Who we are
Cercas Javier

Javier Cercas Mena, born on April 6, 1962, in Ibahernando, Extremadura, is one of the most influential Spanish writers of contemporary fiction. He moved with his family to Girona at the age of four but has maintained a strong connection to his Extremaduran roots, often reflected in his novels.
After earning a degree in Hispanic Philology from the University of Barcelona, he taught for two years at the University of Illinois and, since 1989, has been a professor of Spanish Literature at the University of Girona. He is also a regular contributor to the newspaper El País.
Cercas achieved international recognition with Soldiers of Salamis(2001), a novel that blends fiction and reality to explore the memory of the Spanish Civil War. He later published works such as The Anatomy of a Moment(2009), which analyzes the attempted coup d’état of 1981, and Lord of All the Dead(2017), focused on the figure of his uncle, a Francoist soldier.

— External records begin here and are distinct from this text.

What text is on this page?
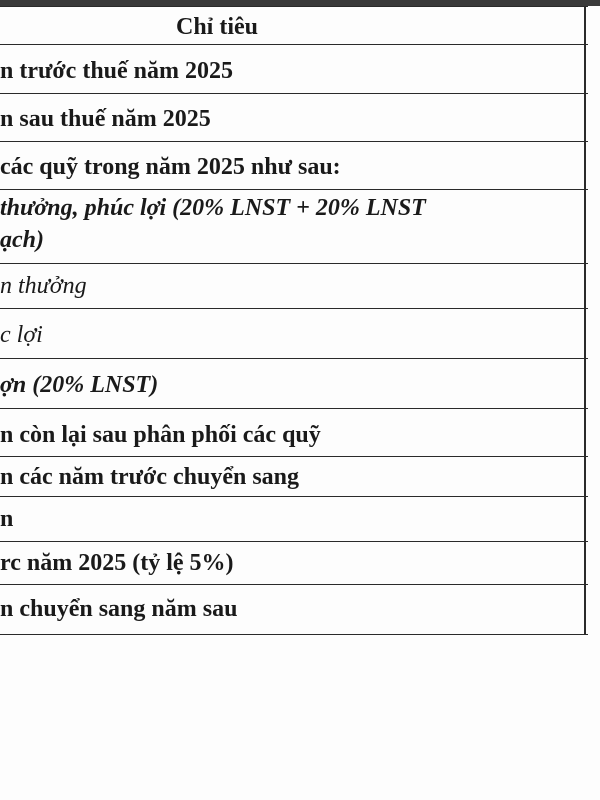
Chỉ tiêu
n trước thuế năm 2025
n sau thuế năm 2025
các quỹ trong năm 2025 như sau:
thưởng, phúc lợi (20% LNST + 20% LNST
ạch)
n thưởng
c lợi
ợn (20% LNST)
n còn lại sau phân phối các quỹ
n các năm trước chuyển sang
n
rc năm 2025 (tỷ lệ 5%)
n chuyển sang năm sau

In 2019, he won the Premio Planeta with Terra Alta, the first volume of a noir trilogy that includes Independencia(2021) and El castillo de Barbazul(2022). These novels mark an evolution in his style, addressing themes such as justice, revenge, and moral complexity.
In November 2024, Cercas was elected to the Real Academia Española, taking the “R” chair previously held by Javier Marías. In his induction speech, he emphasized the role of literature in questioning certainties and fostering a deeper understanding of reality.
Javier Cercas’s works have been translated into over thirty languages and are studied in academic institutions worldwide. Through his writing, he continues to explore the tensions between truth and fiction, memory and forgetting, making a significant contribution to the contemporary literary landscape.His latest novel is titled The Madman of God at the End of the World, published in Italy by Guanda and translated into more than thirty languages. The book, in which the author recounts his journey to Mongolia from August 31 to September 4, 2023, together with Pope Francis, was presented as part of the second event of the Previews of the International Literature Festival of Rome.
“An atheist, anticlerical militant secularist, a stubborn rationalist, a rigorous impious man.” These are the definitions by which the Spanish writer Javier Cercas introduces himself at the beginning of his new novel. The book, pervaded by a growing nostalgia for God, has a central focus: the intimate, one-on-one conversation between the author and the Pontiff, whom he defines as “the madman of God.”
This is an expression that Saint Francis—the name chosen by Jorge Bergoglio upon his election to the papacy—also used to describe himself.